Фрегат, оставленный на произвол ветра и волнения, вскоре был опрокинут, и погрузился на дно, на большой глубине.

Возвратившись на следующий день в Миасимо, к месту нашего крушения, я, по предложению японских чиновников, приступил немедленно к отправлению всего спасенного имущества в избранный для нашего жительства порт Хеда (Несколько южнее губы Ейнора, почти прямо на восток от селения Миасимо, в 16 милях от него.), а команду решился перевести туда же берегом, чтобы не подвергать ее еще раз неверным переходам на японских лодках, и для этого разделил ее на две партии.

Первая партия отправилась 11 Января, вторая должна была выйти на следующее утро.

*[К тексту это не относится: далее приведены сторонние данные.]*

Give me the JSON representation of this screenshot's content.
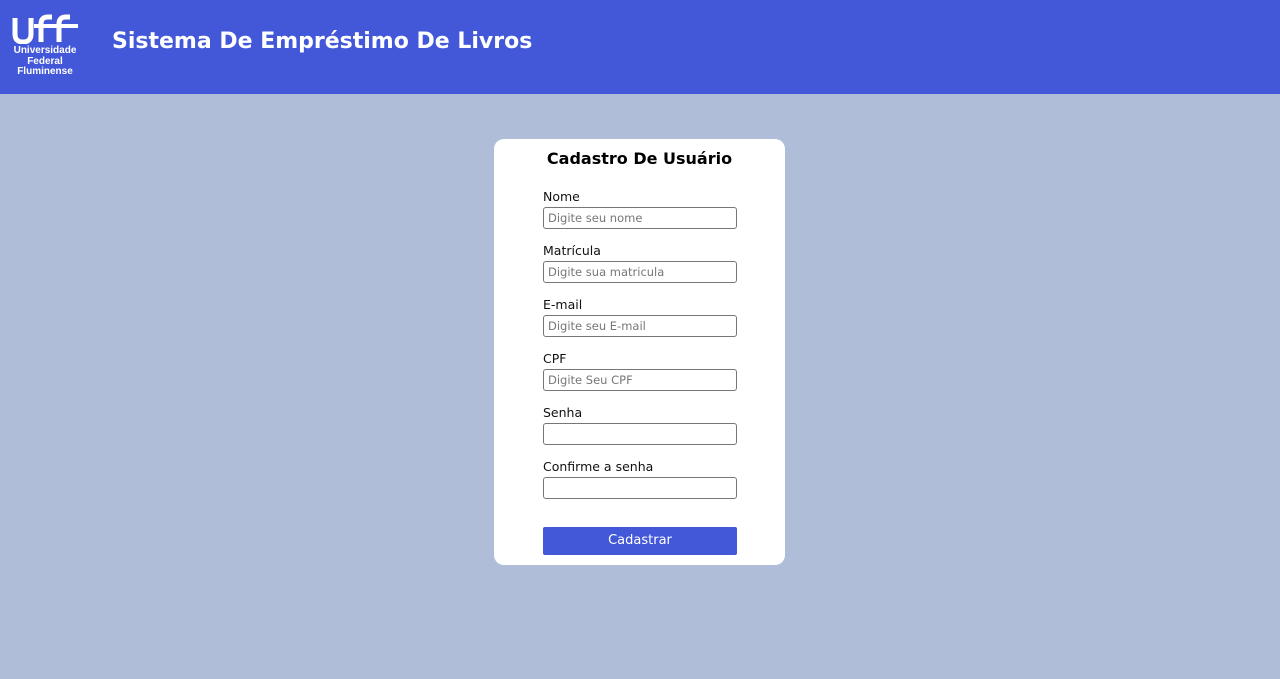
{
  "header": {
    "logo": {
      "icon": "uff-logo-icon",
      "lines": [
        "Universidade",
        "Federal",
        "Fluminense"
      ]
    },
    "title": "Sistema De Empréstimo De Livros"
  },
  "form": {
    "title": "Cadastro De Usuário",
    "fields": [
      {
        "label": "Nome",
        "placeholder": "Digite seu nome",
        "value": ""
      },
      {
        "label": "Matrícula",
        "placeholder": "Digite sua matricula",
        "value": ""
      },
      {
        "label": "E-mail",
        "placeholder": "Digite seu E-mail",
        "value": ""
      },
      {
        "label": "CPF",
        "placeholder": "Digite Seu CPF",
        "value": ""
      },
      {
        "label": "Senha",
        "placeholder": "",
        "value": ""
      },
      {
        "label": "Confirme a senha",
        "placeholder": "",
        "value": ""
      }
    ],
    "submit_label": "Cadastrar"
  },
  "colors": {
    "header_bg": "#4358d9",
    "page_bg": "#b0bdd8",
    "card_bg": "#ffffff",
    "button_bg": "#4358d9"
  }
}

Первый день мы шли по главной дороге, пролегающей между обеими столицами государства, обстроенной почти сплошным рядом деревень с той и другой стороны. Деревни эти, вследствие недавнего землетрясения были более или менее разрушены. На привалах для обеда и ночлега, японское правительство озаботилось приготовлением пищи, как для офицеров, так и для нижних чинов, которые на ночь размещались в нескольких, заранее очищенных домах.

Второй переход наш от Еноре до Хеда пролегал по горам, и потому был при знойном дне чрезвычайно утомителен. [91]

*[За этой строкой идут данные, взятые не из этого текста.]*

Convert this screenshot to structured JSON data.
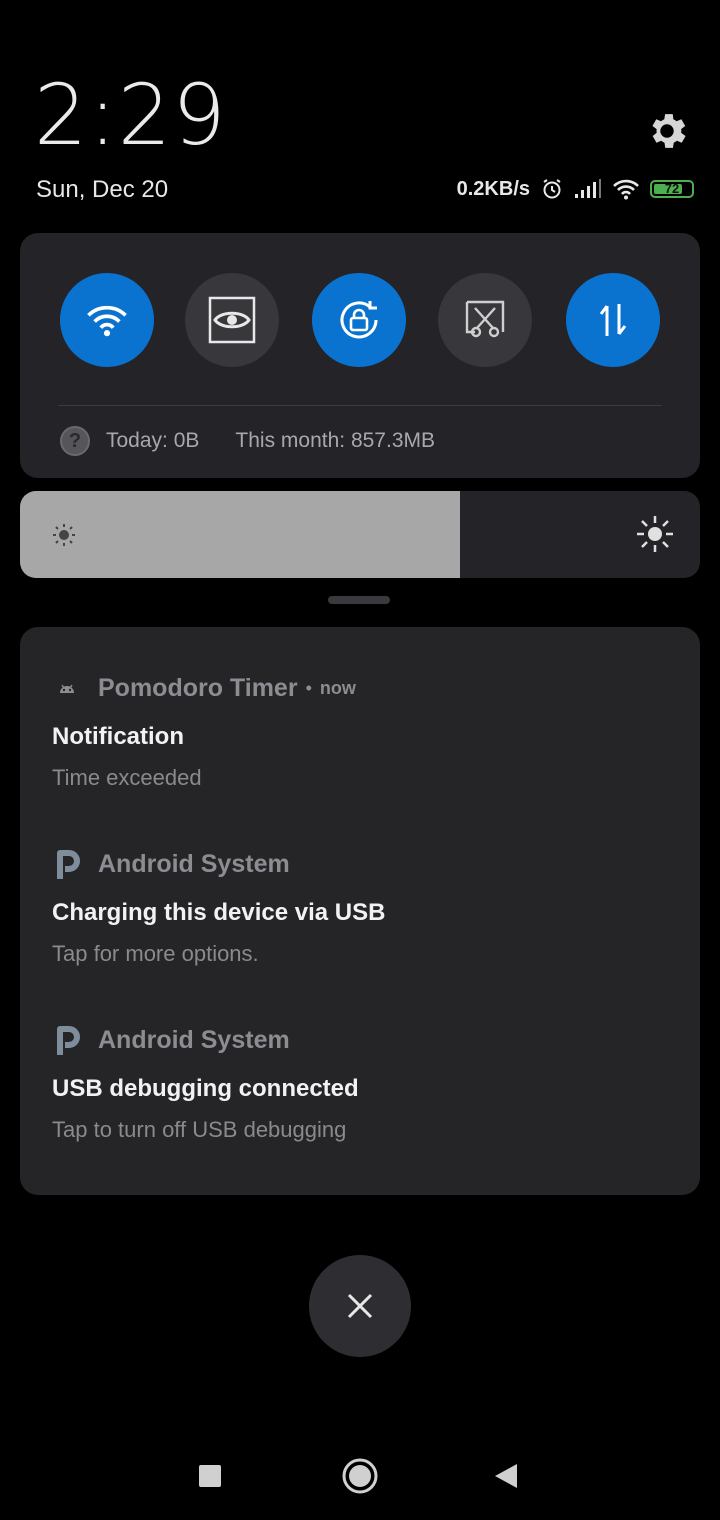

На этом пространстве землетрясение оставило по себе еще более неизгладимые следы. Не говоря уже о том, что встречавшиеся на берегах деревни были разрушены от сотрясения и наводнения, — горные тропинки были во многих местах преграждены грудами обрушившихся камней, и у некоторых из прибрежных островов отвалились целые утесы.

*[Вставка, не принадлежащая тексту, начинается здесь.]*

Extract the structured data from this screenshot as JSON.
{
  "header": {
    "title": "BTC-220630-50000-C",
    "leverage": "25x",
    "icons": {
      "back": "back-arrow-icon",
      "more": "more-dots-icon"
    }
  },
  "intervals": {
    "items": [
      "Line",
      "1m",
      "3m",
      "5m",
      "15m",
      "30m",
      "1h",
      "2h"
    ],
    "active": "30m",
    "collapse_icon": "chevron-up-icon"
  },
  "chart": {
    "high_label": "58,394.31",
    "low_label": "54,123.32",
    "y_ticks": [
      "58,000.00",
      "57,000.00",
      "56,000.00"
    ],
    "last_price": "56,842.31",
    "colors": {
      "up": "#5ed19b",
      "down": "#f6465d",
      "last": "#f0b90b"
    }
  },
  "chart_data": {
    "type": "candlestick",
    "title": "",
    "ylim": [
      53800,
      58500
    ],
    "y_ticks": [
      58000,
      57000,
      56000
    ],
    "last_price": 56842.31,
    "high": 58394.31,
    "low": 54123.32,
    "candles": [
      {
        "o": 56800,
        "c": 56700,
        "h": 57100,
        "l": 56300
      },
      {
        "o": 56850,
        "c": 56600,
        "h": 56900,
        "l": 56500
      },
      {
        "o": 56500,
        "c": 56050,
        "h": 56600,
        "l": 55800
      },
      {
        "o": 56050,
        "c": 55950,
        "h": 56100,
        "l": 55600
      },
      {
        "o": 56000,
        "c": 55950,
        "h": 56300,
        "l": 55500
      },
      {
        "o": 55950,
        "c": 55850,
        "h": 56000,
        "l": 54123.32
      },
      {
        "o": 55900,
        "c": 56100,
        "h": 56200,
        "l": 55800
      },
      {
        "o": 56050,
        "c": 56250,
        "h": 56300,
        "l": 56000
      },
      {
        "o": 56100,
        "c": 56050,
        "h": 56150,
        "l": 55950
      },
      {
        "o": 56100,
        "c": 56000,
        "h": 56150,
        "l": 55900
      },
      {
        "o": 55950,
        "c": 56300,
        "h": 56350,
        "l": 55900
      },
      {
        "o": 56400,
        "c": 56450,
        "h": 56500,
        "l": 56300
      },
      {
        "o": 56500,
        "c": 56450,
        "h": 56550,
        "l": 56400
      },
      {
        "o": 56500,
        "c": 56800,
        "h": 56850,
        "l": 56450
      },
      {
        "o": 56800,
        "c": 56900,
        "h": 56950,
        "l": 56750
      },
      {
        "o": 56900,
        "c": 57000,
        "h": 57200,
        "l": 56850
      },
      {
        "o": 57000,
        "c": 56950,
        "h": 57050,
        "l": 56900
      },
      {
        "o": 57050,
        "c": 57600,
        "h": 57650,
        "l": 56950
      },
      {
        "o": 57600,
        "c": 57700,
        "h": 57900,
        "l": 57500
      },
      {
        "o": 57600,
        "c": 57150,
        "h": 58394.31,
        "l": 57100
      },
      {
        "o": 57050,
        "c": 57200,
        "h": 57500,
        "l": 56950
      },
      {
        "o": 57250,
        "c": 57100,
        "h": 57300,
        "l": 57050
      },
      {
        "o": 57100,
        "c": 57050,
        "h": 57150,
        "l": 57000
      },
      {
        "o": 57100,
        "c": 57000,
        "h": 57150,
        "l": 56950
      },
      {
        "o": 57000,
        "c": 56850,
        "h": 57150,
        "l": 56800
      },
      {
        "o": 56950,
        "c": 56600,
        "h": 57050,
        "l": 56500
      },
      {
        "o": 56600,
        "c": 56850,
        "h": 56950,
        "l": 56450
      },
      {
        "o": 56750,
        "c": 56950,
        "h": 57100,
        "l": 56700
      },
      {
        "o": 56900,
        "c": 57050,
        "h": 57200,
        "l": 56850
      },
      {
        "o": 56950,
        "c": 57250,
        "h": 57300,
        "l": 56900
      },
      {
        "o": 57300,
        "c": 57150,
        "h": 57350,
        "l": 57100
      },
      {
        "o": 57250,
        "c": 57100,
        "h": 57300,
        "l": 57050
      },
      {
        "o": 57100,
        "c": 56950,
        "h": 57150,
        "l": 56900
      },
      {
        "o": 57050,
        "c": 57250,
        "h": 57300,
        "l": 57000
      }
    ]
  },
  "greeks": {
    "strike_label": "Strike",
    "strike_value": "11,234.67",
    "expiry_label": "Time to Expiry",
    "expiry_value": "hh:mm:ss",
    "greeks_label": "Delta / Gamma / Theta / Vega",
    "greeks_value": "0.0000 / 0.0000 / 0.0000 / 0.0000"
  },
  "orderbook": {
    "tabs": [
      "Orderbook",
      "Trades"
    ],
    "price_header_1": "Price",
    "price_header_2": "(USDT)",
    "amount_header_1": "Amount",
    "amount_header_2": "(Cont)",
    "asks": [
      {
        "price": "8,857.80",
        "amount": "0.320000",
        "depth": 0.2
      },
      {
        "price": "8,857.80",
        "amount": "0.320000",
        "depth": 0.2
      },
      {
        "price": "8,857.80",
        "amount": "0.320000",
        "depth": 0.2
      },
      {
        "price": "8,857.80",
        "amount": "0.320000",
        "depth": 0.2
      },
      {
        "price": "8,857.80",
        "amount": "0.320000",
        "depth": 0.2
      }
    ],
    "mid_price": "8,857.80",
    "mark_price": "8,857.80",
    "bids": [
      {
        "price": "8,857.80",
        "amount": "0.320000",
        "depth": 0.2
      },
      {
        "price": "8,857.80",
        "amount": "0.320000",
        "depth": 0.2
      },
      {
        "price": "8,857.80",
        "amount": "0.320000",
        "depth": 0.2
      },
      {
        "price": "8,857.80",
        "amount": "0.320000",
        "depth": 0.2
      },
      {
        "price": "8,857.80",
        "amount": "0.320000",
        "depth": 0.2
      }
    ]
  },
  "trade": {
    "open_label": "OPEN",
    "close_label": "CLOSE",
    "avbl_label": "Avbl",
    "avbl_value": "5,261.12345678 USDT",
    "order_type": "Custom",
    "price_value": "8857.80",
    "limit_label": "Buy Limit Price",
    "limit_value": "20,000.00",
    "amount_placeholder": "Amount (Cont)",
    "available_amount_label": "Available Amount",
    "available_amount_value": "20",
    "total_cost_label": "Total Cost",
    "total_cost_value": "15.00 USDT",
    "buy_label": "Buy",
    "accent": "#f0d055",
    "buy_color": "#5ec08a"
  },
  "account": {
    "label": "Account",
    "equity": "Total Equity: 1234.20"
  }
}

Добравшись поздно вечером до Хеда, мы расположились там в приготовленных заранее помещениях. Офицеры в одном из будийских храмов, а команда в нарочно построенных из досок и матов весьма опрятных казармах.

На следующий вечер пришла и вторая партия.

Убедясь в удовлетворительном помещении команды, и избрав место для постройки небольшого судна, с целию отправить оное в Камчатку, с известием о нашем положении, и для того, чтобы во время пребывания на берегу доставить офицерам и команде постоянные занятия, я, 17 Января, отправился в Симодо, для продолжения переговоров.

На пути я получил донесение Капитана 2 ранга Посьета, о приходе в Симодо американского пароходофрегата Паугатан, с коммисаром Соединенных Штатов Адамсом, прибывшим с ратификациею трактата.

К вечеру 18-го мы достигли города Матссусаки, в котором и расположились на ночлег. Здесь в полночь явилися ко мне Надворный Советник Гошкевич, с известием, что вне Симодского рейда остановилось французское китобойное судно, которым представлялся нам случай завладеть на гребных судах.

По получении этого известия, я в ту же ночь отправил одного из сопровождавших меня офицеров (Мичм. Колокольцова.), [92] с приказанием Капитан-Лейтенанту Лесовскому, вооружить, со всевозможною поспешностию, два гребных судна, и перейдя морем расстояние в 35 миль, до рассвета следующего дня стараться быть у означенного судна.

На другой день к полдню я был в Симоде, но не застал уже там французского китобоя, который, через несколько часов по отбытии г. Гошкевича, подозревая о нашем намерении, снялся с якоря и вышел в море. Таким образом мы снова лишились средств к скорому возвращению в отечество. Гребные суда наши, обогнув в продолжение ночи полуостров Идзу до рассвета 20 Января были на рейде, совершив весьма удачный, хотя и напрасный переход.

В Симодо полномочные первые сделали мне визит, причем, выразили от имени своего правительства душевное сожаление о постигшем нас бедствии и представили от Сиогуна многочисленные подарки, состоявшие в предметах одежды, посуды и вещей наиболее необходимых в нашем положении.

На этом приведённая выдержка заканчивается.